The parking lot is already full when I arrive in my van. I look the lot over carefully until I find a black Expedition with the right license plate. The C4 and detonator are in a small metal box with a powerful magnet taped to it. I check the parking lot for observers and seeing none, place it under t
he vehicle, on the inside of a frame I-beam, directly under the driver's seat. Guarding against a wrong number that might injure or kill an innocent bystander, Pax has rigged the phone detonator to activate after the answer and only with the input of a four-number code by the caller.
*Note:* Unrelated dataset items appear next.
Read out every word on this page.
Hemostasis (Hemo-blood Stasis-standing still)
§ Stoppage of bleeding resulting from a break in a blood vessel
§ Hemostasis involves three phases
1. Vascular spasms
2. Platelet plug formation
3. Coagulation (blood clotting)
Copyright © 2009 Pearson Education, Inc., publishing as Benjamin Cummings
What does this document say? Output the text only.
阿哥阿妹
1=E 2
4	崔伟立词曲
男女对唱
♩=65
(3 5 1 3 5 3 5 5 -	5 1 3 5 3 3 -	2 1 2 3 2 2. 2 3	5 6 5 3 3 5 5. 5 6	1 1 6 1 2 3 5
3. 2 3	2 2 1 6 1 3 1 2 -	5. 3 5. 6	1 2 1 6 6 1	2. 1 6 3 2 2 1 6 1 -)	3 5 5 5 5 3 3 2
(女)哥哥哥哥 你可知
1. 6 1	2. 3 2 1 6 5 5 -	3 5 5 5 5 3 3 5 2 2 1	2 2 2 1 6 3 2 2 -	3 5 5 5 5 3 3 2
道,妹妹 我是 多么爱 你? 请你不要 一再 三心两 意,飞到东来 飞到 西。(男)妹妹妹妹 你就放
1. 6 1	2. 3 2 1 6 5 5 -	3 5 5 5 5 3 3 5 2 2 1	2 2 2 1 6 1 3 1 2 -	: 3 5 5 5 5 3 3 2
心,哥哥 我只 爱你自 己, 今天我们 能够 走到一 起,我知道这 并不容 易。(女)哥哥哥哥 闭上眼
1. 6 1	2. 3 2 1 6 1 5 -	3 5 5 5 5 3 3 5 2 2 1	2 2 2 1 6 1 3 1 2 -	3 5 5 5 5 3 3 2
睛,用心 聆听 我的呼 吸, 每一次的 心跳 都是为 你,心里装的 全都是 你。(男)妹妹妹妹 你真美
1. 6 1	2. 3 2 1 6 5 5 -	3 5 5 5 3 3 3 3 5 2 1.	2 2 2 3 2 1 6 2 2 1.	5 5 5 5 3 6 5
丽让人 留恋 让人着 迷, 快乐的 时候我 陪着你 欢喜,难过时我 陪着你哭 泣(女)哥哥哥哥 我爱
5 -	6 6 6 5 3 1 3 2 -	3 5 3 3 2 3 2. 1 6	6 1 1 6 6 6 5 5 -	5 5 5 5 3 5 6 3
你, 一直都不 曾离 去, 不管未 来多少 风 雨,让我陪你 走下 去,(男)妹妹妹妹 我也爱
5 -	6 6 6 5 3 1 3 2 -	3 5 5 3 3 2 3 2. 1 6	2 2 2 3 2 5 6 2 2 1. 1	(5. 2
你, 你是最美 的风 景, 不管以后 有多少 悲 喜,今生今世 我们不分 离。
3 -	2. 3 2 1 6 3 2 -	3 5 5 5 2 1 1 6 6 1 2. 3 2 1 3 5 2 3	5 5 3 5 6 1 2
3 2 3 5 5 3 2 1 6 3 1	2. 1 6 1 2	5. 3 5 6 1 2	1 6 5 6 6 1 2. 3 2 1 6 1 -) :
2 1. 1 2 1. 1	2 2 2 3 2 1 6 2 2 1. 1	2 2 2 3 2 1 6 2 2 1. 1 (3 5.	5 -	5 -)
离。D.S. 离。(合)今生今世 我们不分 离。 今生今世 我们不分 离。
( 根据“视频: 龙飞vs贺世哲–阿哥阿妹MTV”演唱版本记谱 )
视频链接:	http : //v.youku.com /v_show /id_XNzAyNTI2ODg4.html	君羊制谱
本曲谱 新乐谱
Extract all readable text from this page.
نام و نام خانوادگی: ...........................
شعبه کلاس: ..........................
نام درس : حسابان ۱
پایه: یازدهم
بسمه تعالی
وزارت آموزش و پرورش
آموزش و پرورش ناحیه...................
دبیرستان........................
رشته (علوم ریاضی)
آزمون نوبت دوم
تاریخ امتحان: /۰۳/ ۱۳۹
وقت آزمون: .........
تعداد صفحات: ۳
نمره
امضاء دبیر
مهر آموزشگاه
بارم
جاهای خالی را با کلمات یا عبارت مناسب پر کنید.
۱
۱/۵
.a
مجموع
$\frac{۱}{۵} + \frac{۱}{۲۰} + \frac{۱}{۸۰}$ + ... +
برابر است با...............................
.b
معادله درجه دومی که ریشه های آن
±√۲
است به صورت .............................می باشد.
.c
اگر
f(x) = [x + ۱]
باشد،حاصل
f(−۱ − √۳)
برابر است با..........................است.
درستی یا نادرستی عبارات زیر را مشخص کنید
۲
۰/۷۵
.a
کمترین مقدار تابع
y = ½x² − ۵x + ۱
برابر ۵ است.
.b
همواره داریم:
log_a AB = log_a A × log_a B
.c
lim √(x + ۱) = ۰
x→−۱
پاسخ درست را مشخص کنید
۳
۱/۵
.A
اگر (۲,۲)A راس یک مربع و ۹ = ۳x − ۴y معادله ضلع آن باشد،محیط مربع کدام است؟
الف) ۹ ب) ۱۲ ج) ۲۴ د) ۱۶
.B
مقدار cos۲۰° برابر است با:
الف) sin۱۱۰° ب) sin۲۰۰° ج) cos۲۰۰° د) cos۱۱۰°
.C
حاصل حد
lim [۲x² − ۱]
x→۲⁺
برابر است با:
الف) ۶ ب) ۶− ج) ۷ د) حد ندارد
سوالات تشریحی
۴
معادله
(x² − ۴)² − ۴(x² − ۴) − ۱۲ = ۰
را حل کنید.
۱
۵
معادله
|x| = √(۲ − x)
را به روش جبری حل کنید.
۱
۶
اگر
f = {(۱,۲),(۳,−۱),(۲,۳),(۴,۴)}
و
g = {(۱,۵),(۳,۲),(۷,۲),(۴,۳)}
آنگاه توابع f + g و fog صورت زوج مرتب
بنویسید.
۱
I note there's also a candy apple red Caddy in the lot, so I repeat the process. Now two assholes are riding eighth-of-a-pound C4 bombs. Before I reach the front door, my phone buzzes again, and I see I have a text: 'must be a party, all units converged on Rosie's.' Interesting. All the guys whose cars and trucks I've laid a GPS tracker unit on are in one place. The ball of slimy snakes is together. I wish I could just blow the whole joint to hell, but there're lots of innocent folks at hand. Oh, well.
This time when I push through the doors, I'm greeted by Big and Rich with "…discount box wine burnin' like turpentine, anything to get a buzz," and the place is already rocking. I work my way back to the restaurant area and stop short.
Looks as if there's a little conflict going on. People are moving away from tables as Speck, his baldheaded body guard, and five other guys including Maggie's son Emmitt, Broken Toes, Many Horses, a big dude who looks familiar to me as he has a little Dutch boy's black bangs are lined up facing—with about ten feet separating them—Big Al, Curly, Tamale, the guy with the missing ear lobe called Luthor, the two V boys, and the guy who must be The Bear, as he's at least four hundred pounds. They’re facing each other like Napoleon and the Duke of Wellington's forces at Waterloo.
Between the two lines is a guy I have yet to get a line on, and he's talking like a Dutch uncle; looks as if he's trying to prevent a war.
His head swivels back and forth like he's watching a tennis match, his jaw is flapping, then things seem to ease, and the lines start to break up and move away to opposite sides of the room. I hold tight a while, watching Big Al until he goes to a large booth in a back corner, and his boys surround him. The others are far away, so I approach. Guys who've left their tables begin to filter back and return to their suppers or drinks.
The guy who seemed to be negotiating the peace joins neither group, but instead heads for the bar and takes a stool.